For the purposes of fitting a regression model for the first time, the log transformation will only be applied to mv, log(MV) to determine whether it does indeed provide a better fit.
set.seed(12345)
#Try linear model using all features
fit.lm1 <- lm(log(MV)~.,data = training)
set.seed(12345)
#predict on test set
pred.lm1 <- predict(fit.lm1, newdata = testing)
# Root-mean squared error
rmse.lm1 <- sqrt(sum((exp(pred.lm1) - testing$MV)^2)/
length(testing$MV))
c(RMSE = rmse.lm1, R2 = summary(fit.lm1)$r.squared)
## RMSE R2
## 4.146613 0.770014
library(car)
##
## Attaching package: 'car'
## The following object is masked from 'package:psych':
##
## logit
summary(fit.lm1)
##
## Call:
## lm(formula = log(MV) ~ ., data = training)
##
## Residuals:
## Min 1Q Median 3Q Max
## -0.73926 -0.10694 -0.01578 0.10220 0.78240
##
## Coefficients:
## Estimate Std.

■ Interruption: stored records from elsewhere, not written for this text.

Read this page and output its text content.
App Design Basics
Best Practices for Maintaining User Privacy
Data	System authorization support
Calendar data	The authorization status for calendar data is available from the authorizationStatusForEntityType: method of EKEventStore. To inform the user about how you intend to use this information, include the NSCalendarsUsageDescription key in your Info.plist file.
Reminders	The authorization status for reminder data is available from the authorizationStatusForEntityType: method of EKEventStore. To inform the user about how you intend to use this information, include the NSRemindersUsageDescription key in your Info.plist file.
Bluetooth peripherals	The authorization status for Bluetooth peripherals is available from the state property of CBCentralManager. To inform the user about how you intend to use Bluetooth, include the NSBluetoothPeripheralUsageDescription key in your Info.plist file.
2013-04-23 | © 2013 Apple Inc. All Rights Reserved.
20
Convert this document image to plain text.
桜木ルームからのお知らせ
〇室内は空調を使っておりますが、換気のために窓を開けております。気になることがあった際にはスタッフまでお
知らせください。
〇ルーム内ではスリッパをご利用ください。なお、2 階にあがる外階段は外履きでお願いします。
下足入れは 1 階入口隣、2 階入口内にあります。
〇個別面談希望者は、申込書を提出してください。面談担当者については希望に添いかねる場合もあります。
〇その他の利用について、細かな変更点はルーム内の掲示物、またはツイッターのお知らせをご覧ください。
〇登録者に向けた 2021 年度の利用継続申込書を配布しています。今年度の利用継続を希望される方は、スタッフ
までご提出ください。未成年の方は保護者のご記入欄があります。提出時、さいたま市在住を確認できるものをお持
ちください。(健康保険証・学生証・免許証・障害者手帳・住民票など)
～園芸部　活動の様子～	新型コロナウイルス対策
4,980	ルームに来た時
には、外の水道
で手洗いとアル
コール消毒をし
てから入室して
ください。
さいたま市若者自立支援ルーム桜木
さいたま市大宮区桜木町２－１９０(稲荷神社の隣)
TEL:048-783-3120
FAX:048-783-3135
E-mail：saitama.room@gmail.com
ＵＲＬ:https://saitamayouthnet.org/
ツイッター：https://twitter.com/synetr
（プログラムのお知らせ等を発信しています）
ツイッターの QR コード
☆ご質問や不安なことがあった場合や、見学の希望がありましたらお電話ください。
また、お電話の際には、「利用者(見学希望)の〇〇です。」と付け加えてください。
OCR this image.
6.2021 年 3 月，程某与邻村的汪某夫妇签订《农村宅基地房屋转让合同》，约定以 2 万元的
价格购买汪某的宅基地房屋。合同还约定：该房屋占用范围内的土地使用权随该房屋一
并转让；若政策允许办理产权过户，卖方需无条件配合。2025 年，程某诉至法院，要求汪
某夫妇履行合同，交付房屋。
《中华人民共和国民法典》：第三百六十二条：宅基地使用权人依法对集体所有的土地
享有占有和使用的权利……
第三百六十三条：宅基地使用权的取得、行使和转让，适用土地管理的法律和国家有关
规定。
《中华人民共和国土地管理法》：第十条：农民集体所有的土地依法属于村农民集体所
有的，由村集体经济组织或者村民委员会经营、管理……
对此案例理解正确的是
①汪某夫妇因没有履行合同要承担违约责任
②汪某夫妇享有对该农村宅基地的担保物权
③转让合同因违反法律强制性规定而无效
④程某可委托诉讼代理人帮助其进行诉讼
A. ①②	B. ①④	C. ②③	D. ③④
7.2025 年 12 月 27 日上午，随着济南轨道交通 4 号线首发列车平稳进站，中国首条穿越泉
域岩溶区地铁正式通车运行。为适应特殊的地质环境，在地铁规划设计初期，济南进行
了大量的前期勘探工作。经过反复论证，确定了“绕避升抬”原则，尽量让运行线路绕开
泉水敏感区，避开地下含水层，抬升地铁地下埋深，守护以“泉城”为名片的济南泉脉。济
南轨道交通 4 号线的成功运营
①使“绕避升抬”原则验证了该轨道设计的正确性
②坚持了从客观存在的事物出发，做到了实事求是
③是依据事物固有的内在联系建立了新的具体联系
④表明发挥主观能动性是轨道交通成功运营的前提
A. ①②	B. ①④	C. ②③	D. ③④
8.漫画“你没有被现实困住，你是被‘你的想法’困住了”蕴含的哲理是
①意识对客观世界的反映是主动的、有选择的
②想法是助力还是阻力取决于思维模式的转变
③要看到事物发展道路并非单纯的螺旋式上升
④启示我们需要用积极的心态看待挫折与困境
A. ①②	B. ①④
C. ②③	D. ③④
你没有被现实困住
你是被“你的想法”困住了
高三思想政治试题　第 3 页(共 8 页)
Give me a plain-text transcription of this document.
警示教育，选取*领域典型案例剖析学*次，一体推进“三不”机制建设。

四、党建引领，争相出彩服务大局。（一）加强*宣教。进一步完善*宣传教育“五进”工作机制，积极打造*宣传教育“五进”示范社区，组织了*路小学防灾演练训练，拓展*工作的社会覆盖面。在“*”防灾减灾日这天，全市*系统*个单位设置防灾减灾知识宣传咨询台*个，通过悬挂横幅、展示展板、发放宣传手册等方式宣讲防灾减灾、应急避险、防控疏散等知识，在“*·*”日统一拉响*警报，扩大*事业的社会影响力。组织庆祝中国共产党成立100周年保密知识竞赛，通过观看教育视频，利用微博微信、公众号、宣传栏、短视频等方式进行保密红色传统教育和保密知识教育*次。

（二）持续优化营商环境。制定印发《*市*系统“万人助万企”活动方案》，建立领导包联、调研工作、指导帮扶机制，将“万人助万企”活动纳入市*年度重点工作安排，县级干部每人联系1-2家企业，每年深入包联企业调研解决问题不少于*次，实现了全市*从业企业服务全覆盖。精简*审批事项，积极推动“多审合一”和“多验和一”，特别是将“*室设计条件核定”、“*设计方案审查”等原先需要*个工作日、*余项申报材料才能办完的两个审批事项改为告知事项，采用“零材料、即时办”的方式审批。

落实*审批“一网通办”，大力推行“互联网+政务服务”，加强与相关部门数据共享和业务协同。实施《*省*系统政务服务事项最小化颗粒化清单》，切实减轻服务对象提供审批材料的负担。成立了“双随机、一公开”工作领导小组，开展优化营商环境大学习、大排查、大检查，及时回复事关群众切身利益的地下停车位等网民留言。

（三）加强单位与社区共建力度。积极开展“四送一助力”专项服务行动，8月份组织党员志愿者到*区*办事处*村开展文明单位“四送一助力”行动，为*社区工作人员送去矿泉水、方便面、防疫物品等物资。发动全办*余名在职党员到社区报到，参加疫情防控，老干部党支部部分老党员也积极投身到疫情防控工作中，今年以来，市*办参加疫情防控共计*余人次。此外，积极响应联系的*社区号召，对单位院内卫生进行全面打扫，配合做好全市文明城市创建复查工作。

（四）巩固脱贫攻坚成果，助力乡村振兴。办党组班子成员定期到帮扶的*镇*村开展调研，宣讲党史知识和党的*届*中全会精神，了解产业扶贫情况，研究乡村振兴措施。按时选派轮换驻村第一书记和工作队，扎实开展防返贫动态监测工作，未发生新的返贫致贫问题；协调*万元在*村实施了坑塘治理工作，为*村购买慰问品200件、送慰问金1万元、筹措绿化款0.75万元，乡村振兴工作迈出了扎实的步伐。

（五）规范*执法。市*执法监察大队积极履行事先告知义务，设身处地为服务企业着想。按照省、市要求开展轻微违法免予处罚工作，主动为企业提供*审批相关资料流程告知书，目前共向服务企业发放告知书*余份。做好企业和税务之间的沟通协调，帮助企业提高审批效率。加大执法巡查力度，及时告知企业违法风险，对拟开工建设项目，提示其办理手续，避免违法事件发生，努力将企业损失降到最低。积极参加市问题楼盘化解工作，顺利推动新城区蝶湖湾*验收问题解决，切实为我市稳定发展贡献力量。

Error t value Pr(>|t|)
## (Intercept) 4.4720938 0.2550150 17.537 < 2e-16 ***
## CRIM -0.0106413 0.0018236 -5.835 1.25e-08 ***
## ZN 0.0011054 0.0007049 1.568 0.11778
## INDUS 0.0017993 0.0029814 0.603 0.54658
## CHAS 0.0995050 0.0410116 2.426 0.01577 *
## NOX -0.9741578 0.1875861 -5.193 3.56e-07 ***
## RM 0.0655990 0.0205322 3.195 0.00153 **
## AGE 0.0004851 0.0006502 0.746 0.45607
## DIS -0.0541356 0.0100680 -5.377 1.41e-07 ***
## RAD 0.0148185 0.0033352 4.443 1.20e-05 ***
## TAX -0.0005851 0.0001871 -3.127 0.00192 **
## PT -0.0437995 0.0064565 -6.784 5.17e-11 ***
## B 0.0003509 0.0001342 2.614 0.00934 **
## LSTAT -0.0277881 0.0023630 -11.760 < 2e-16 ***
## ---
## Signif. codes: 0 '***' 0.001 '**' 0.01 '*' 0.05 '.' 0.1 ' ' 1
##
## Residual standard error: 0.1979 on 342 degrees of freedom
## Multiple R-squared: 0.77, Adjusted R-squared: 0.7613
## F-statistic: 88.08 on 13 and 342 DF, p-value: < 2.2e-16
# Plot of predicted price vs actual price
plot(exp(pred.lm2),testing$MV, xlab = "Predicted Price", ylab = "Actual Price", col="blue")
layout(matrix(c(1,2,3,4),2,2))
plot(fit.lm2)
The goal of this report was to determine the neighborhood attributes that best explained variation in house pricing. Various statistical techniques were used to eliminate predictors and extraneous observations. In examining the final model, one finds – quite reasonably – that house prices are higher in areas with lower crime and lower pupil-teacher ratios. House prices also tend to be higher closer to the Charles River, and houses with more rooms are pricier. This report is interested in the neighborhood attributes of houses, so the number of rooms is not an important predictor. The most interesting factors to consider are nitrogen oxide levels and distance to the main employment centers. On the one hand, people would want to live close to their place of employment. Yet it is reasonable to suggest that pollution levels are higher as one moves closer to these main employment centers. Most importantly, when talking of pollution, it is not just nitrogen oxide levels that are higher, but also noise pollution levels. The regression model that was fitted shows that higher levels of pollution decrease house prices to a greater extent than distance to employment centers. This suggests that people would prefer to live further away from their place of employment if it meant lower levels of pollution, which is an interesting point to consider. On a concluding note, it is important to note that the data for this report was collected several decades ago. In the years since, there is no doubt that pollution levels have risen and it would be interesting to examine the ways in which that affects house pricing in Boston today.